Note that in the above explanation, two waveform memories are used to synthesize two series of waveform signals, but the present invention is not limited to this, and the same effect can be achieved even in the case of three or more series. It will be implemented soon.

In addition, note scaling parameter memory 9
When the note scaling parameter signal NSP read from the waveform signal W1 is directly multiplied as it is, and when the note scaling parameter signal
Although the case has been described in which the waveform signal W2 is multiplied by the note scaling parameter signal obtained by inverting all bits of the NSP, the present invention is not limited to this. For example, you can invert only some bits of the note scaling parameter signal NSP, or invert the note scaling parameter signal NSP.
Appropriate parameters may be added or subtracted from NSP.

Furthermore, note scaling parameter memory 9
Although an example has been described in which note scaling parameter signals NSP with different values for each pitch are stored, the present invention is not limited to this. For example, note scaling parameter signals with different values for each pitch are stored. The NSP may be stored.

[Brief explanation of drawings]

FIG. 1 is a block diagram showing an embodiment of the present invention, FIG. 2 is a waveform diagram showing an example of a note scaling parameter signal stored in the note scaling parameter memory, and FIGS. FIG. 2 is a waveform diagram showing an example of waveforms stored in a waveform memory in the embodiment shown in FIG. 1; 1...Keyboard circuit, 2...Frequency information memory, 3
... Accumulator, 4, 5 ... Waveform memory, 6, 7, 1
2... Multiplier, 8... Adder, 9... Note scaling parameter memory, 10... All bit inverter, 13... D/A converter, 11...
Envelope waveform generator, 14...sound system.

Claims (1)

[Scope of Claims] 1. Pitch specifying means for specifying the pitch of a musical tone to be generated, and first and second waveforms having mutually different tones.
first and second waveform storage means each storing a waveform signal of a readout means for reading out a waveform signal of the pitch, and a note scaling parameter signal having a value corresponding to a pitch or range stored in advance, and a note scaling parameter signal having a value corresponding to a pitch or range, and a note scaling parameter signal having a value corresponding to the pitch or range, and in response to pitch designation by the pitch designation means, the designated pitch or the note thereof. a note scaling parameter memory that outputs the note scaling parameter signal corresponding to the range in which the high pitch belongs; and a note scaling parameter memory that mixes the read out first waveform signal and second waveform signal based on the output note scaling parameter signal.
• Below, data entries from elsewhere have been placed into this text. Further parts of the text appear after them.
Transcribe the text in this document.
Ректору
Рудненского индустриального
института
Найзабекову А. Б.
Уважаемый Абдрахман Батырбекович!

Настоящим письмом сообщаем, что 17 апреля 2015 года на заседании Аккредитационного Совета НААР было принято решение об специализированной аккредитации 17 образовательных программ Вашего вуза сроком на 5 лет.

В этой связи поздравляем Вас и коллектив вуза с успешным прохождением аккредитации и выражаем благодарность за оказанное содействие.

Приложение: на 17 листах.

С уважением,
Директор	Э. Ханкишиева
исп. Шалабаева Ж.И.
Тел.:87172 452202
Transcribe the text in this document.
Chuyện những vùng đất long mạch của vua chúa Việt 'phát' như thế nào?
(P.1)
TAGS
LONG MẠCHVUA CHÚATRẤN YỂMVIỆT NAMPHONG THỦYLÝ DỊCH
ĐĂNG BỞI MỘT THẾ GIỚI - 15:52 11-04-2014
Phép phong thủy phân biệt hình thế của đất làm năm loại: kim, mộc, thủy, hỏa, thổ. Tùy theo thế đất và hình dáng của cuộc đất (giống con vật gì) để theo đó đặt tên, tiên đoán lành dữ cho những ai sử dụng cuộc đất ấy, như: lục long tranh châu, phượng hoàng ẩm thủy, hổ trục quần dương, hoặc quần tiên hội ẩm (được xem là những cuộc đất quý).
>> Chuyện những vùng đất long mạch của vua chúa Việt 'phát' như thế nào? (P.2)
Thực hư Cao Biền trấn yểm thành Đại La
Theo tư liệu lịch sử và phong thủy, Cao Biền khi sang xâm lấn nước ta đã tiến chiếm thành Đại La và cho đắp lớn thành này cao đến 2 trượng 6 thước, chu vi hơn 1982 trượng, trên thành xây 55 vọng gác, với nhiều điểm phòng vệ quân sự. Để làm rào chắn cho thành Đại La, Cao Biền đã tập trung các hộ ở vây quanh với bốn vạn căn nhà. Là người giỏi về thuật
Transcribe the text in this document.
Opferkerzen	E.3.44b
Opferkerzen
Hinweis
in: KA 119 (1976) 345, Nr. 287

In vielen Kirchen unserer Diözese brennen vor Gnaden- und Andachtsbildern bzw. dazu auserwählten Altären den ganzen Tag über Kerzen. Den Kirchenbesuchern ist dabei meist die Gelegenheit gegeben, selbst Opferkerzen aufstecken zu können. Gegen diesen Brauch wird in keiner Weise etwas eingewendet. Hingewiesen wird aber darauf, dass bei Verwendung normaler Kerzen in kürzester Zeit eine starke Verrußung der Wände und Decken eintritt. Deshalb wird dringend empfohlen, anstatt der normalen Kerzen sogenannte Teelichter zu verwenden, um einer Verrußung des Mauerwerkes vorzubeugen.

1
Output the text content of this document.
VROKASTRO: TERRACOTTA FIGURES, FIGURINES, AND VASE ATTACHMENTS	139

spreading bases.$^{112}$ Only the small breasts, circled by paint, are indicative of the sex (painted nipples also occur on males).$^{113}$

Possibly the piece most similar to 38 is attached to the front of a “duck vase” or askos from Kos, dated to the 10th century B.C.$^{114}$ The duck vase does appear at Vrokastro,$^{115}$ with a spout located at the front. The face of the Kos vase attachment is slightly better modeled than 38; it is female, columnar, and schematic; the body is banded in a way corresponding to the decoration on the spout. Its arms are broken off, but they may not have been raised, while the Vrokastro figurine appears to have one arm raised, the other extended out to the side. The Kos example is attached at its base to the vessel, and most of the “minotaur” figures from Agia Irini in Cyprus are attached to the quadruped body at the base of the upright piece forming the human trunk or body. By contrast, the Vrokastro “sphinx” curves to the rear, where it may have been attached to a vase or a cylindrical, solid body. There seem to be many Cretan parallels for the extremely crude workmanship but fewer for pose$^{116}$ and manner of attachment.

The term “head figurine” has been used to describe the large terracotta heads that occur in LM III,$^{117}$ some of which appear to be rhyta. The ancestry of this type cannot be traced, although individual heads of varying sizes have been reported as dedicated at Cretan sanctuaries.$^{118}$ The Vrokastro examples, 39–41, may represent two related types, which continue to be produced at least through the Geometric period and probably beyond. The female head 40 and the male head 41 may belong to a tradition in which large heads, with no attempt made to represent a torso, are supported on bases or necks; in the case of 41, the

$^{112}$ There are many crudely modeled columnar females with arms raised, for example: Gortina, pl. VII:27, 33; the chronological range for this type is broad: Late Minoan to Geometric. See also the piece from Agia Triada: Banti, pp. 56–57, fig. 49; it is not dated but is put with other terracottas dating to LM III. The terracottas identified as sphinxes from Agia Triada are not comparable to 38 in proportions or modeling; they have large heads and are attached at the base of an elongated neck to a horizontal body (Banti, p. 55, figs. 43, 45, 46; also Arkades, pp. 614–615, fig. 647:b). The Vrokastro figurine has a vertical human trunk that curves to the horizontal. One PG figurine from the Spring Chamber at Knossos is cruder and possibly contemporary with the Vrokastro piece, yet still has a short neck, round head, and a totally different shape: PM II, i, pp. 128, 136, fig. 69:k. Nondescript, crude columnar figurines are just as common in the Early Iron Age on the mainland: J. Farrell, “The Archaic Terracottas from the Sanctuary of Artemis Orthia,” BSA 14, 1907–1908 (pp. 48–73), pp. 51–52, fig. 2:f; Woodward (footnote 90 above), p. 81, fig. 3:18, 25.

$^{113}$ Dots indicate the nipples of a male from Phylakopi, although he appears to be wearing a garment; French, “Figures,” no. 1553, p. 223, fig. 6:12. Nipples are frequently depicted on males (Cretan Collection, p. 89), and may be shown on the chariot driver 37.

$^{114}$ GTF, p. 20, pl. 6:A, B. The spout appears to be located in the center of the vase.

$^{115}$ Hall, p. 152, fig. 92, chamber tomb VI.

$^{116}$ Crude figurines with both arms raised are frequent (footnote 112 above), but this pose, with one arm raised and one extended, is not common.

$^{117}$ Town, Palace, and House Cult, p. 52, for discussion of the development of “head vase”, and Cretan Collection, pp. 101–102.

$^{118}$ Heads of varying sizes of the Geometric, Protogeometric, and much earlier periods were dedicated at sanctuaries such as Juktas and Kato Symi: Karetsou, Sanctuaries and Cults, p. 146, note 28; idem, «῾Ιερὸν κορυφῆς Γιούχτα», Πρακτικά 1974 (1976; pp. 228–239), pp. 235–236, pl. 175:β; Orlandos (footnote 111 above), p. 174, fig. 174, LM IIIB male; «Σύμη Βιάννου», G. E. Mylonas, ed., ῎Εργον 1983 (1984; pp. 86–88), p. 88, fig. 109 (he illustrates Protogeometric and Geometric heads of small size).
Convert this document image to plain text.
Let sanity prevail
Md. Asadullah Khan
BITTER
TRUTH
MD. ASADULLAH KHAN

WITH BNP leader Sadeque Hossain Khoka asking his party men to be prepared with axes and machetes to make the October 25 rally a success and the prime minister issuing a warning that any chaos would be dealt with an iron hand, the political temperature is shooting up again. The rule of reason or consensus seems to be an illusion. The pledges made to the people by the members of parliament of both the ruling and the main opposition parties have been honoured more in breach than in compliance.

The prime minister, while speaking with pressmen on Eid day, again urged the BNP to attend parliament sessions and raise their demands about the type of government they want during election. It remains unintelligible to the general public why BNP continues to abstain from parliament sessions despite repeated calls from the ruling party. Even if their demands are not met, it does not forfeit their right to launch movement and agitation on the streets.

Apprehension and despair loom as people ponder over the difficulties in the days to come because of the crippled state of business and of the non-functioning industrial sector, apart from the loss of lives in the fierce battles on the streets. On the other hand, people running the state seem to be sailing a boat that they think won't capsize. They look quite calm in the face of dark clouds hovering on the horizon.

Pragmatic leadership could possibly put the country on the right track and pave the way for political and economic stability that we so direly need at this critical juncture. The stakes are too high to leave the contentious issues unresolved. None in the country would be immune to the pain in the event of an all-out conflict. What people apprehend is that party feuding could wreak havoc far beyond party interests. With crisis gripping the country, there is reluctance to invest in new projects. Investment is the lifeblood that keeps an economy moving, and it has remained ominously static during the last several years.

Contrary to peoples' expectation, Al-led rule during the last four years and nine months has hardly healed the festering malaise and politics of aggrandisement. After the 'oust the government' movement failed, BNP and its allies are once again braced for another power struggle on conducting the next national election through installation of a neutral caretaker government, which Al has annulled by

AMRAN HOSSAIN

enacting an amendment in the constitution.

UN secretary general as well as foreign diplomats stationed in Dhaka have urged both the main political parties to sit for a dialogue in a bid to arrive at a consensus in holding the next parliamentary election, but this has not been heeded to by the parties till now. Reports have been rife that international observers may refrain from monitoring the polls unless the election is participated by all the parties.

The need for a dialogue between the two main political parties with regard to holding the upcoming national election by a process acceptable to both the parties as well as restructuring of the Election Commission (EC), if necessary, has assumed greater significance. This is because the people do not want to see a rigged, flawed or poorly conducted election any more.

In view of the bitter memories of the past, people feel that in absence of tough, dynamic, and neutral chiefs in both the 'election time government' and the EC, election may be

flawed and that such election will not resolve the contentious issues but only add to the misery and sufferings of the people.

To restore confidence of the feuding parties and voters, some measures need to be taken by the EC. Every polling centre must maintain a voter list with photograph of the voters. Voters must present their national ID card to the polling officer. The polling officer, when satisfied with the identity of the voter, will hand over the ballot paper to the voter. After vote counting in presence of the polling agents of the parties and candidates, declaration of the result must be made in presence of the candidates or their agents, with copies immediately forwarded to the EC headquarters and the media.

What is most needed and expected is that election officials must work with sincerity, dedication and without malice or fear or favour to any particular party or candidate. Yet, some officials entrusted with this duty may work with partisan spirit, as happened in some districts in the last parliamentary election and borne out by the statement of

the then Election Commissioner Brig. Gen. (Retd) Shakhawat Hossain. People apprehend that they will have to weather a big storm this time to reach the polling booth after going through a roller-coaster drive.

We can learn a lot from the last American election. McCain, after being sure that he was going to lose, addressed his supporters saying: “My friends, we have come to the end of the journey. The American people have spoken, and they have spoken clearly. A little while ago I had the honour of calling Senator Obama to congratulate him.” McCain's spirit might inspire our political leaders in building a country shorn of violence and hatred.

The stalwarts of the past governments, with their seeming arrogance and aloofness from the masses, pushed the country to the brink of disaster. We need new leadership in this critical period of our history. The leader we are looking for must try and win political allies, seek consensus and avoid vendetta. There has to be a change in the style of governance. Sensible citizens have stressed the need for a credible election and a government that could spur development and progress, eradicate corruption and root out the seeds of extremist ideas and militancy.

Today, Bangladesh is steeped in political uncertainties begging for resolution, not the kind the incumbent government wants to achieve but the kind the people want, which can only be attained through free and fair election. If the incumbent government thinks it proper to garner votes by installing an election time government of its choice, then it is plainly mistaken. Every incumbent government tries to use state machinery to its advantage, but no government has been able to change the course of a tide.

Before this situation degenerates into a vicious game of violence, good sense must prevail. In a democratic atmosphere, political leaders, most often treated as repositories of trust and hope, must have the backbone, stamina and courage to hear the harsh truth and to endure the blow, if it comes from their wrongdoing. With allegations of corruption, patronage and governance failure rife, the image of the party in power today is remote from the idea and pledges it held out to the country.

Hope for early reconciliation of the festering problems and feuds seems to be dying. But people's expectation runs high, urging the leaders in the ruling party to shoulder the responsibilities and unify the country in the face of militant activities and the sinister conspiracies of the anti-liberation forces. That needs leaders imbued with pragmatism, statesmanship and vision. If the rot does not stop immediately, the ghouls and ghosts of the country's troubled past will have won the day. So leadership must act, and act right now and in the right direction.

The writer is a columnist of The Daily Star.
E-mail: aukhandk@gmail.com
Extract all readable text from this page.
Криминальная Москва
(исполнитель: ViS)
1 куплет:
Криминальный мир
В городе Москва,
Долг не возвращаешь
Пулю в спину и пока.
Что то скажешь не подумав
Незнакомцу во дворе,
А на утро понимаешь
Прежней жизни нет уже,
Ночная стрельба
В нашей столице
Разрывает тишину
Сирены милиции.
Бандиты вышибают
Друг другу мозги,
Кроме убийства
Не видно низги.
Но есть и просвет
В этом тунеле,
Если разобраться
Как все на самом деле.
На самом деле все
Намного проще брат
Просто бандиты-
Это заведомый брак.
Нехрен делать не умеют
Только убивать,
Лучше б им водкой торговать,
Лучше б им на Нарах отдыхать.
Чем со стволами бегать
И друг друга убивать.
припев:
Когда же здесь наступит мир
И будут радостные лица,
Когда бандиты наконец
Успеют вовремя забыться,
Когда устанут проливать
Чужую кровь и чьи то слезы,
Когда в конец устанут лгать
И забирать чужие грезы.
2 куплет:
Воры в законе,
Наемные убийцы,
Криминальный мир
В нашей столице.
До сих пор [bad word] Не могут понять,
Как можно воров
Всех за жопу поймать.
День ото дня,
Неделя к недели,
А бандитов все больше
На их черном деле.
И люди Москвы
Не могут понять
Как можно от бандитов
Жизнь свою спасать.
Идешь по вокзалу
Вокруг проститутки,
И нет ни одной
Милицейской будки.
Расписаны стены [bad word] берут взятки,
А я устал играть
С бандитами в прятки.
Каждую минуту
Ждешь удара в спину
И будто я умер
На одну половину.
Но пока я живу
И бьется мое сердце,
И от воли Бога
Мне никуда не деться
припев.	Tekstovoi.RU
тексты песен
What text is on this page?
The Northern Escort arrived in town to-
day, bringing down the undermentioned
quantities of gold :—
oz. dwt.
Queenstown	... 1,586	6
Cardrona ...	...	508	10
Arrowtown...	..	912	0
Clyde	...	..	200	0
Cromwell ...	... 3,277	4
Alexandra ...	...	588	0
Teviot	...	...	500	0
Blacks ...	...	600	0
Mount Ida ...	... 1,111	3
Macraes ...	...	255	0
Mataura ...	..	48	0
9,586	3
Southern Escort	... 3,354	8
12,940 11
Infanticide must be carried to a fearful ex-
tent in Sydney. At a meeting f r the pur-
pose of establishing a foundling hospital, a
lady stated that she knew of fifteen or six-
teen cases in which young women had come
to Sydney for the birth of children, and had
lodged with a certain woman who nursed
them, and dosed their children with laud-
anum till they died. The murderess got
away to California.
A waveform in which the mixing ratio of the first waveform signal decreases and the mixing ratio of the second waveform signal increases as the pitch specified by the pitch specifying means or the range to which the pitch belongs increases. 1. A musical tone generating device of a waveform memory reading type, comprising a mixing means for outputting a signal, and generating a musical tone based on a waveform signal from the mixing means.